Indications and current treatments

2.1

In this guidance, 'peripheral lung lesions' describes lung lesions that cannot be visualised using conventional bronchoscopy because they do not protrude into the bronchial tree. This guidance is concerned only with the diagnosis of such lesions, and not with their treatment.

2.2

Patients with peripheral lung lesions are often asymptomatic and the abnormality is detected incidentally on chest X-ray or computed tomography (CT) scanning.

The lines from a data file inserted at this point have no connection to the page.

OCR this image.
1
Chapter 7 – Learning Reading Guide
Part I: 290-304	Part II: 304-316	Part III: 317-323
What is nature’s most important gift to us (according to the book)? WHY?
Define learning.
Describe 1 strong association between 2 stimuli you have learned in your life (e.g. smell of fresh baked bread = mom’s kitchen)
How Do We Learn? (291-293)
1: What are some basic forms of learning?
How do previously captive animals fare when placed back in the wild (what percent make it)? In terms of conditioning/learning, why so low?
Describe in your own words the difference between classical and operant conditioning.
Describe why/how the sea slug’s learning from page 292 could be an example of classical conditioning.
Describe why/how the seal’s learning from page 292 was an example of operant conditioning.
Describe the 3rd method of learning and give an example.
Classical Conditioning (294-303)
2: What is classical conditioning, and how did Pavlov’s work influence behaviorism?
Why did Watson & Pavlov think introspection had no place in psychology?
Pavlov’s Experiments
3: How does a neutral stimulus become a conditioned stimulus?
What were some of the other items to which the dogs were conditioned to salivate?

Symptoms of cough, haemoptysis and breathlessness may be present, but are more often associated with endobronchial tumours that are accessible to standard bronchoscopic biopsy.

2.3

Current biopsy techniques include blind transbronchial lung biopsy, image-guided percutaneous lung biopsy, or (thoracoscopic or open) surgical biopsy.

Outline of the procedure

2.4

The procedure can be undertaken with the patient under general anaesthesia or under local anaesthesia with or without sedation. The lesion is identified by prior CT, positron emission tomography (PET) or conventional chest X-ray imaging. A flexible fibreoptic bronchoscope with a radial mini-probe or catheter is inserted through the nose or mouth, and advanced towards the peripheral lung lesion using endobronchial ultrasound (EBUS) guidance. Once the bronchoscope is in the appropriate location, the ultrasound mini-probe or catheter is withdrawn and biopsy forceps or needles are introduced into the working channel to obtain a histological sample of the target lesion, with or without fluoroscopic guidance. Use of a guide sheath can help to keep the bronchoscope in place during the removal of the probe and insertion of biopsy instruments.